Seeing and reflecting

Last week my daughter had her first ever dance concert. The concert itself was a logistical feat, with 56 dance items over 3 hours in the cavernous Frankston Centre for the Performing Arts. When I saw the length of the programme, I gripped my husband’s arm so tight he nearly developed gangrene. However, I found the whole concert quite entertaining, and unexpectedly touching. The kids danced so enthusiastically and with such whole heartedness. Their families whooped through the entire event with every wiggle and leap.

My favourite part is when Dylan caught sight of us in the audience and smiled the biggest heart bursting smile, and I looked back at her father and saw the same smile reflected in his face.

I had this thought then – love is two people being witness to each other. Your children ask “Do you see me?”. We as parents say “Yes I do, in all your glory.”

We do this with our kids all the time but we mustn’t forget to do it with our partners.

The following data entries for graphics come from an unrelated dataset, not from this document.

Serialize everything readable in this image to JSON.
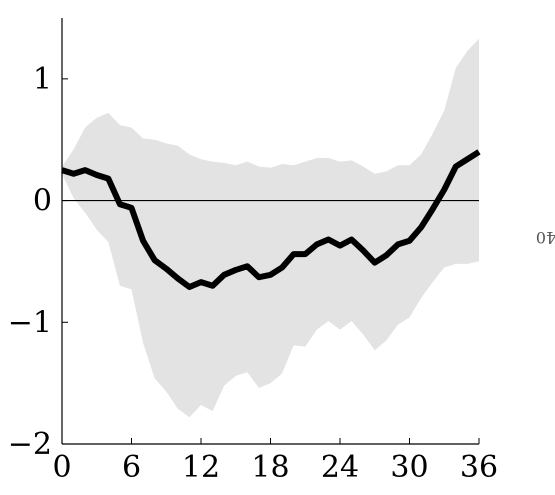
{
  "chart_data": {
    "type": "line",
    "title": "",
    "xlabel": "",
    "ylabel": "",
    "side_label": "40",
    "xlim": [
      0,
      36
    ],
    "ylim": [
      -2,
      1.5
    ],
    "x_ticks": [
      0,
      6,
      12,
      18,
      24,
      30,
      36
    ],
    "x_tick_labels": [
      "0",
      "6",
      "12",
      "18",
      "24",
      "30",
      "36"
    ],
    "y_ticks": [
      1,
      0,
      -1,
      -2
    ],
    "y_tick_labels": [
      "1",
      "0",
      "−1",
      "−2"
    ],
    "zero_line": 0,
    "grid": false,
    "colors": {
      "line": "#000000",
      "band": "#e3e3e3",
      "axis": "#000000"
    },
    "x": [
      0,
      1,
      2,
      3,
      4,
      5,
      6,
      7,
      8,
      9,
      10,
      11,
      12,
      13,
      14,
      15,
      16,
      17,
      18,
      19,
      20,
      21,
      22,
      23,
      24,
      25,
      26,
      27,
      28,
      29,
      30,
      31,
      32,
      33,
      34,
      35,
      36
    ],
    "series": [
      {
        "values": [
          0.25,
          0.22,
          0.25,
          0.21,
          0.18,
          -0.03,
          -0.06,
          -0.33,
          -0.49,
          -0.56,
          -0.64,
          -0.71,
          -0.67,
          -0.7,
          -0.61,
          -0.57,
          -0.54,
          -0.63,
          -0.61,
          -0.55,
          -0.44,
          -0.44,
          -0.36,
          -0.32,
          -0.37,
          -0.32,
          -0.41,
          -0.51,
          -0.45,
          -0.36,
          -0.33,
          -0.22,
          -0.07,
          0.09,
          0.28,
          0.34,
          0.4
        ]
      }
    ],
    "band": {
      "upper": [
        0.28,
        0.42,
        0.6,
        0.68,
        0.72,
        0.62,
        0.6,
        0.51,
        0.5,
        0.47,
        0.45,
        0.38,
        0.34,
        0.32,
        0.31,
        0.29,
        0.32,
        0.28,
        0.27,
        0.3,
        0.29,
        0.32,
        0.35,
        0.35,
        0.32,
        0.33,
        0.28,
        0.22,
        0.24,
        0.29,
        0.29,
        0.38,
        0.55,
        0.74,
        1.09,
        1.23,
        1.33
      ],
      "lower": [
        0.22,
        0.02,
        -0.1,
        -0.24,
        -0.34,
        -0.7,
        -0.73,
        -1.17,
        -1.46,
        -1.57,
        -1.71,
        -1.78,
        -1.68,
        -1.73,
        -1.52,
        -1.44,
        -1.41,
        -1.54,
        -1.5,
        -1.42,
        -1.19,
        -1.2,
        -1.06,
        -0.99,
        -1.06,
        -0.99,
        -1.1,
        -1.23,
        -1.15,
        -1.02,
        -0.96,
        -0.8,
        -0.67,
        -0.55,
        -0.52,
        -0.52,
        -0.5
      ]
    }
  }
}
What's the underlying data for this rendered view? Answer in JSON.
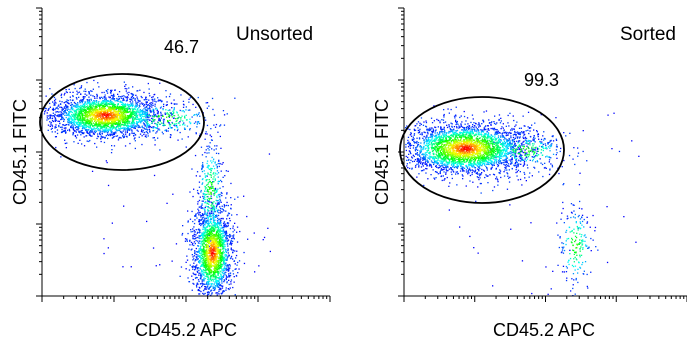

Sometimes when we fall in love, we think “This person is my soulmate! He’s just like me! I can’t believe he hummed that song when I was thinking of it etc. etc.” That’s falling in love with a reflected image of yourself. And you then get disillusioned when you realise the person you’re married to is quite different really, and unfathomable at times, with different values, ways of communication and ways of interpreting things. “He’s an idiot!” we think, “if that were me, I would never have done that…” and then we close ourselves off and stop growing.

After many years of marriage, I think it’s very important to appreciate the separateness of your partner. That he or she is a unique, flawed, frustrating miracle. Perhaps the entire point of life is learning to connect with people who are not you. Or learning that you know nothing. Like that chinese saying “True wisdom is knowing what you don’t know.”

We can never walk in any one’s shoes truly, but even when we don’t understand, we can say “I see you. I see you for all you are and I love you.” And we can be grateful.

And in that moment, you can see in a grown person’s face, the surprise and happiness of a child at a dance concert who has been seen and loved. Waving!